Adam Wager‘s “Projections I” offers the viewer the moon, painted in silver leaf on the inside of a small turned-walnut cup. A visitor can bend down and, shutting one eye, just glimpse the moon as it comes into view through a small square hole in the cup’s side. It’s an exquisite little piece that cleverly re-creates the experience of fleeting moonlight.
Scale tips the other way with Roger Weingarten‘s “Man Moth, Icarus, Minotaur,” a 7-by-5-foot sculpture that’s like a Victorian member of the Transformers franchise. With silvery wings and some steel components powder-coated in jewel-tone blue, green and copper, the insect-inspired sculpture includes antique car fenders, a carved wooden newel post, vintage brass icebox hinges, an old washing machine agitator and a giant green spring.
Others interpret the theme via the natural world. Emily Piccirillo‘s painting “Below Zero” silhouettes silver branches against a white winter sky. The square of canvas is stretched on a metal frame that projects out a few inches from the wall, pulled by taut threads. The effect enhances the image, reminding the viewer of the feel of a thin winter sky and brittle, frozen branches.
Elizabeth Nelson‘s 8-by-8-inch “Corner of My Eye” is another winter view, but from space; white sweeps over inky blue, with an archipelago of silver leaf splotches. Looking at it is not unlike peering out an airplane window and seeing flashes of light reflecting off the Earth’s surface.
Several jewelry artists concentrate their sparkles. Cari Clement‘s “Ice Ice Baby Necklace & Earrings” pairs glass beads with chunks of rock for jewelry reminiscent of melting snow and ice.

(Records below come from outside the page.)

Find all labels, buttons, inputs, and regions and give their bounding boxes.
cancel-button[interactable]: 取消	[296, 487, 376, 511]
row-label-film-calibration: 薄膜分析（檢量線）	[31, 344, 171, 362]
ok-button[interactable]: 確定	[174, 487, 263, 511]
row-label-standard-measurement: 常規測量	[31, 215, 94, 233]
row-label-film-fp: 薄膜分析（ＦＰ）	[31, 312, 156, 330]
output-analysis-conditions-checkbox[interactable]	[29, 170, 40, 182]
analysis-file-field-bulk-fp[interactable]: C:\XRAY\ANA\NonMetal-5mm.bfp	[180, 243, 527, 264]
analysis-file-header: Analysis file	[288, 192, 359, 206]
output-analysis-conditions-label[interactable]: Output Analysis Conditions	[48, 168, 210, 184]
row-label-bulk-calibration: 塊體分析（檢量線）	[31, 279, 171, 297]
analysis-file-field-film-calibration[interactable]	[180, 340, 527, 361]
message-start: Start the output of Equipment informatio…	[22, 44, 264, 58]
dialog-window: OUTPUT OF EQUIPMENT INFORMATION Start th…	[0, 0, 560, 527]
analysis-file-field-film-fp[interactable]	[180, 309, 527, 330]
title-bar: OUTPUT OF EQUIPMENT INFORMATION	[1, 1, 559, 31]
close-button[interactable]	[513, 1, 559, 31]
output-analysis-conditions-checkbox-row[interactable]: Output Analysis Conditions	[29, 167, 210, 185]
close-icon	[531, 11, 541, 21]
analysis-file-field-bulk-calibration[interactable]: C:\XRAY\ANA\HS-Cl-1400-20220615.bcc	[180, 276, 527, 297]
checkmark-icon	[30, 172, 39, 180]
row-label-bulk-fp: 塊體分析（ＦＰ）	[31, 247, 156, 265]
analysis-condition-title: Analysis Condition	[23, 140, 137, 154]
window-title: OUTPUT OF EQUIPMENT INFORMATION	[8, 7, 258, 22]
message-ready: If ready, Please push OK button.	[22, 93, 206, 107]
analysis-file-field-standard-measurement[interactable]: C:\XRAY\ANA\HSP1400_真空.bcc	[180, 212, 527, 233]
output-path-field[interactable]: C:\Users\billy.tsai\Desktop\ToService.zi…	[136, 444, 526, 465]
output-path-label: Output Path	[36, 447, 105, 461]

Kristine Chartrand‘s and Kerin Rose‘s sterling silver necklaces present wearable surrealist imagery, such as the large bird hanging from a collar of silver twigs in Rose’s “I dreamt of Frida…”
Leslie Fry brings similar imagery to “Nesting,” a silver-patinaed bronze sculpture of a harpy. Here, a woman’s face sits atop a bird body, its wings made of folded hands; its nest is a pile of tools. It’s one of a handful of pieces that seems like a reference to what SPA and its artists have accomplished in this building.

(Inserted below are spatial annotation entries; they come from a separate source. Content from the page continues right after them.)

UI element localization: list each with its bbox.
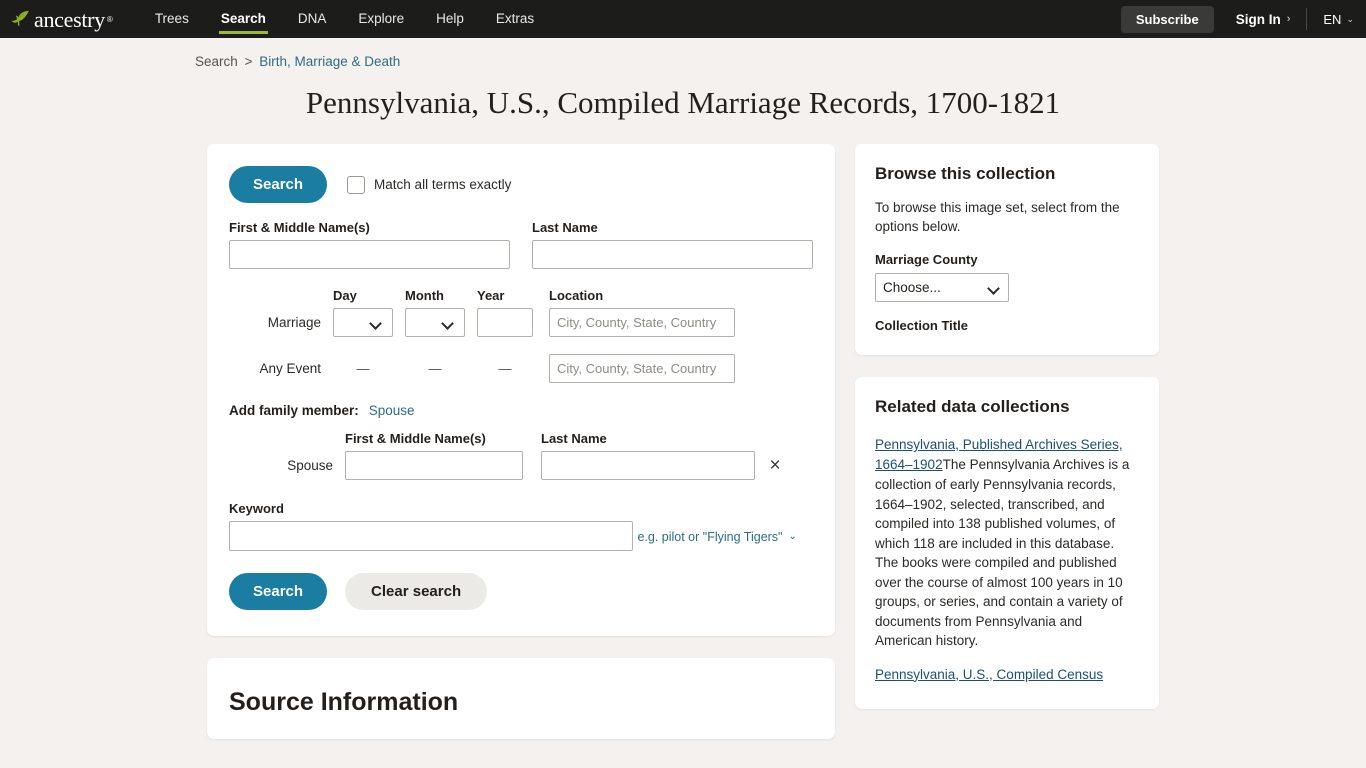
grid-row-spacer-2 (333, 337, 393, 354)
event-fields-grid: Day Month Year Location Marriage City, C… (229, 288, 813, 383)
grid-row-spacer-5 (465, 337, 477, 354)
related-collection-desc-1: The Pennsylvania Archives is a collectio… (875, 457, 1130, 648)
column-header-location: Location (549, 288, 604, 303)
chevron-down-icon: ⌄ (788, 531, 797, 542)
search-form-card: Search Match all terms exactly First & M… (207, 144, 835, 636)
marriage-county-label: Marriage County (875, 252, 978, 267)
browse-collection-card: Browse this collection To browse this im… (855, 144, 1159, 355)
language-label: EN (1323, 11, 1342, 27)
remove-spouse-icon[interactable]: × (755, 456, 785, 475)
clear-search-button[interactable]: Clear search (345, 573, 488, 610)
marriage-county-select[interactable]: Choose... (875, 273, 1009, 302)
browse-collection-description: To browse this image set, select from th… (875, 200, 1120, 234)
column-header-year: Year (477, 288, 505, 303)
related-collection-item: Pennsylvania, Published Archives Series,… (875, 435, 1139, 651)
match-exactly-toggle[interactable]: Match all terms exactly (347, 175, 512, 194)
grid-row-spacer-7 (533, 337, 549, 354)
keyword-label: Keyword (229, 501, 284, 516)
nav-item-search[interactable]: Search (205, 0, 282, 38)
form-action-row: Search Clear search (229, 573, 813, 610)
nav-item-help[interactable]: Help (420, 0, 480, 38)
marriage-month-wrap (405, 308, 465, 337)
any-event-day-dash: — (356, 361, 370, 376)
grid-row-spacer (229, 337, 333, 354)
marriage-day-select[interactable] (333, 308, 393, 337)
add-family-member-row: Add family member: Spouse (229, 403, 813, 418)
language-selector[interactable]: EN ⌄ (1306, 8, 1354, 30)
marriage-year-input[interactable] (477, 308, 533, 337)
search-button-top[interactable]: Search (229, 166, 328, 203)
right-sidebar: Browse this collection To browse this im… (855, 144, 1159, 709)
first-name-label: First & Middle Name(s) (229, 220, 370, 235)
row-label-any-event: Any Event (259, 361, 321, 376)
column-header-month: Month (405, 288, 444, 303)
spouse-last-name-header: Last Name (541, 431, 607, 446)
related-collection-link-2[interactable]: Pennsylvania, U.S., Compiled Census (875, 667, 1103, 682)
marriage-day-wrap (333, 308, 393, 337)
main-nav-items: Trees Search DNA Explore Help Extras (139, 0, 550, 38)
spouse-first-name-header: First & Middle Name(s) (345, 431, 486, 446)
breadcrumb-root[interactable]: Search (195, 54, 238, 69)
source-information-card: Source Information (207, 658, 835, 739)
last-name-label: Last Name (532, 220, 598, 235)
any-event-location-input[interactable] (549, 354, 735, 383)
marriage-county-select-wrap: Choose... (875, 273, 1009, 302)
related-collections-card: Related data collections Pennsylvania, P… (855, 377, 1159, 709)
source-information-title: Source Information (229, 688, 459, 716)
first-name-input[interactable] (229, 240, 510, 269)
keyword-group: Keyword e.g. pilot or "Flying Tigers" ⌄ (229, 501, 813, 551)
marriage-location-input[interactable] (549, 308, 735, 337)
nav-item-trees[interactable]: Trees (139, 0, 205, 38)
nav-item-extras[interactable]: Extras (480, 0, 550, 38)
row-label-marriage: Marriage (267, 315, 321, 330)
ancestry-logo[interactable]: ancestry ® (10, 7, 113, 32)
match-exactly-checkbox[interactable] (347, 175, 366, 194)
main-content: Search Match all terms exactly First & M… (207, 144, 1159, 739)
grid-row-spacer-3 (393, 337, 405, 354)
spouse-row-label: Spouse (287, 458, 333, 473)
last-name-input[interactable] (532, 240, 813, 269)
grid-row-spacer-6 (477, 337, 533, 354)
add-spouse-link[interactable]: Spouse (369, 403, 415, 418)
chevron-down-icon: ⌄ (1346, 13, 1354, 24)
top-navigation-bar: ancestry ® Trees Search DNA Explore Help … (0, 0, 1366, 38)
nav-item-explore[interactable]: Explore (342, 0, 420, 38)
primary-name-row: First & Middle Name(s) Last Name (229, 220, 813, 269)
search-button-bottom[interactable]: Search (229, 573, 328, 610)
search-form-top-row: Search Match all terms exactly (229, 166, 813, 203)
first-name-group: First & Middle Name(s) (229, 220, 510, 269)
nav-item-dna[interactable]: DNA (282, 0, 343, 38)
spouse-fields-grid: First & Middle Name(s) Last Name Spouse … (229, 431, 813, 480)
any-event-year-dash: — (498, 361, 512, 376)
marriage-month-select[interactable] (405, 308, 465, 337)
page-title: Pennsylvania, U.S., Compiled Marriage Re… (305, 85, 1061, 120)
spouse-last-name-input[interactable] (541, 451, 755, 480)
spouse-first-name-input[interactable] (345, 451, 523, 480)
keyword-hint-text: e.g. pilot or "Flying Tigers" (637, 529, 783, 544)
keyword-hint-toggle[interactable]: e.g. pilot or "Flying Tigers" ⌄ (637, 530, 796, 544)
subscribe-button[interactable]: Subscribe (1120, 5, 1214, 33)
header-actions: Subscribe Sign In › EN ⌄ (1120, 0, 1354, 38)
browse-collection-heading: Browse this collection (875, 164, 1056, 183)
chevron-right-icon: › (1286, 13, 1291, 25)
collection-title-label: Collection Title (875, 318, 968, 333)
column-header-day: Day (333, 288, 357, 303)
any-event-month-dash: — (428, 361, 442, 376)
match-exactly-label: Match all terms exactly (374, 177, 512, 192)
last-name-group: Last Name (532, 220, 813, 269)
add-family-label: Add family member: (229, 403, 359, 418)
breadcrumb-current[interactable]: Birth, Marriage & Death (259, 54, 400, 69)
grid-row-spacer-4 (405, 337, 465, 354)
logo-wordmark: ancestry (34, 7, 105, 32)
related-collections-heading: Related data collections (875, 397, 1070, 416)
sign-in-button[interactable]: Sign In › (1214, 0, 1307, 38)
grid-row-spacer-8 (549, 337, 735, 354)
sign-in-label: Sign In (1235, 11, 1281, 27)
left-column: Search Match all terms exactly First & M… (207, 144, 835, 739)
logo-trademark: ® (106, 14, 113, 24)
breadcrumb: Search > Birth, Marriage & Death (0, 54, 1366, 69)
breadcrumb-separator: > (244, 54, 253, 69)
keyword-input[interactable] (229, 521, 633, 551)
leaf-icon (11, 10, 29, 26)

Two more literal works in that vein are Elizabeth Fram‘s “Spirit of SPA,” a watercolor portrait of Van Fleet, and next to it that artist’s own contribution to the show. It’s a little coffee pot with legs, pouring a string of silver buttons. That imagery, combined with its title — “Our cup runneth over: 25 Years of Service” — echoes what Higby said it’s taken to make this place sparkle: “love and grit.”